Leclanché nutzt Zusammenarbeit für USA-Projekt

Der Batteriehersteller Leclanché startet eine Zusammenarbeit mit der neuen Swiss Green Electricity Management Group (SGEM) und baut für das Unternehmen als Generalunternehmer eine Stromspeicherlösung in den USA.
01.11.2016 08:29
Leclanché tritt als Generalunternehmer in den USA auf.
Leclanché tritt als Generalunternehmer in den USA auf.
Bild: cash

Das Marengo Energy Storage Plant in der Nähe von Chicago mit einer Leistung von 20 MW und 10 MWh wird zur Sicherstellung der Grundlast und der Frequenzstabilisierung bei der Regulierungsagentur PJM Interconnection beitragen.

Die geplante Anlage wird an das Netz des lokalen Versorgers Commonwealth Edison Company angeschlossen, wie Leclanché am Dienstag mitteilt. Entwickelt wurde das Projekt von dem US-Unternehmen GlidePath Power. Angaben zum Auftragsvolumen werden keine gemacht.

Leclanché wird das Vorhaben als EPC-Dienstleister (Engineering, Procurement and Construction) realisieren und liefert die fertigen Batteriespeicher. Mit SGEM aus Lausanne wurde im August ein Vertrag als bevorzugter Anbieter geschlossen. Aufgrund der Vereinbarung hat SGEM ein Erstgebotsrecht für alle laufenden Leclanché-Projekte im Volumen von 85 MW im Jahr 2017.

Mit dem steigenden Anteil an erneuerbaren Energien aus Solar- und Windkraftwerken würde auch die Nachfrage nach Speicherlösungen steigen, heisst es in der Medienmitteilung weiter. Über solche Speicherlösungen können Schwankungen und Bedarfsspitzen der Grundlast abgefangen werden, um die Stromnetze zu stabilisieren. Zudem werde so eine kostengünstige und effektive Versorgung sichergestellt und der Einsatz fossiler Energieträger gesenkt.

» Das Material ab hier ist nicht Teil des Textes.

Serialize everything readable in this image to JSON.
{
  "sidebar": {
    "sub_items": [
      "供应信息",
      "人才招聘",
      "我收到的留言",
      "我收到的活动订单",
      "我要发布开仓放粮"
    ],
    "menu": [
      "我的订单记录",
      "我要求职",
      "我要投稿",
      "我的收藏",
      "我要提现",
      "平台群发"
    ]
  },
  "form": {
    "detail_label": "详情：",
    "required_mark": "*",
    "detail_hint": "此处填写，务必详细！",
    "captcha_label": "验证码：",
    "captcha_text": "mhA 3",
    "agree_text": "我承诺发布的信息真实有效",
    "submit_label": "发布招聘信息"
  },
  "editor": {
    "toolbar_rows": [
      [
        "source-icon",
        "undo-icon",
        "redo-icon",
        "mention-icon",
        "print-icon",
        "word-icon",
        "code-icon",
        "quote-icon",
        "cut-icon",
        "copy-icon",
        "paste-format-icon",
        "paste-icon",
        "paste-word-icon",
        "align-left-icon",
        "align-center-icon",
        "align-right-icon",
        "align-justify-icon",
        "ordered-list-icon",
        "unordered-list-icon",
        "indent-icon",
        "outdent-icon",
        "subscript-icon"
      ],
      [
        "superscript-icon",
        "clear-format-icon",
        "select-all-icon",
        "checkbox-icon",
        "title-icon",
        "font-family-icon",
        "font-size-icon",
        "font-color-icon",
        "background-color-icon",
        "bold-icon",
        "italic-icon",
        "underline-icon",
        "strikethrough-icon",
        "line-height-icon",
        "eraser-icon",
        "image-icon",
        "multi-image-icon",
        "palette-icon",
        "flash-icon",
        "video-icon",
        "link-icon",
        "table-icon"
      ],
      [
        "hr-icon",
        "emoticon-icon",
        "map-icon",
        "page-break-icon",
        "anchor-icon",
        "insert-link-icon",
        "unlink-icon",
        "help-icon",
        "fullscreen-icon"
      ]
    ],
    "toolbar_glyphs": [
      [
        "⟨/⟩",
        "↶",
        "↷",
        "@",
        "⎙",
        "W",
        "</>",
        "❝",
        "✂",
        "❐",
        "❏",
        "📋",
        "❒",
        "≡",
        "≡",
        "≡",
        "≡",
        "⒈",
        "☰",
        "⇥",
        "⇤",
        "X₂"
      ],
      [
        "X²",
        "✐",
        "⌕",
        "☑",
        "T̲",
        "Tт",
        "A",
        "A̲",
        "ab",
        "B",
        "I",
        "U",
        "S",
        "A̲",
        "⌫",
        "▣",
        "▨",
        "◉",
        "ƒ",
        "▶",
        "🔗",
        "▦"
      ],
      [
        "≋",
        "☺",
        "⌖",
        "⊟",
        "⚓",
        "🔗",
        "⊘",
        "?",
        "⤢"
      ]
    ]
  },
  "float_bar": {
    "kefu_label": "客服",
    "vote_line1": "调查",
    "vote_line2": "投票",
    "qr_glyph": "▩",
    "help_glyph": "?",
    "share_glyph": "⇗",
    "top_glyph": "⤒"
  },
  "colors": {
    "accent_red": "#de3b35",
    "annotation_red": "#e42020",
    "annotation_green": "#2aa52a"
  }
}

«Enormes Potential für Energiespeicher»

"Das ist unsere erste Beteiligung in dem gut strukturierten und dynamischen Markt für PJM-Energiespeicher-Markt und eröffnet unseren Investoren die Gelegenheit, sich langfristig an dieser schnell wachsenden Asset-Klasse zu beteiligen", wird SGEM-VRP Antoine Spillmann in der Mitteilung zitiert. Das Marengo-Projekt veranschauliche die technologische Expertise von Leclanché und deren Kompetenz, ein solches Projekt als Generalunternehmen zu realisieren.

"Die Gründung von SGEM und die Investitionen in dieses Projekt macht deutlich, dass die Investoren das enorme Potenzial des Bereichs Energiespeicher erkennen", heisst es von Leclanché-CEO Anil Srivastava. Die Pipeline ähnlicher Projekte werde für weiter steigende Nachfrage in Nordamerika sorgen.

SGEM wurde mit dem Ziel gegründet, Investoren für Energiespeicherprojekte zu finden und diese dann zu realisieren und zu betreiben, wie es weiter heisst. Dabei gibt es Überschneidungen mit Leclanché. So war Antoine Spillmann bis Mai 2016 Mitglied im Verwaltungsrat des Batterieherstellers und ist derzeit CEO und Executive Partner bei der Genfer Beteiligungsgesellschaft Bruellan, die rund 15 Prozent der Leclanché-Aktien hält. Auch SGEM-Manager Jacques Boppe war zuvor Leiter Business Development bei Leclanché.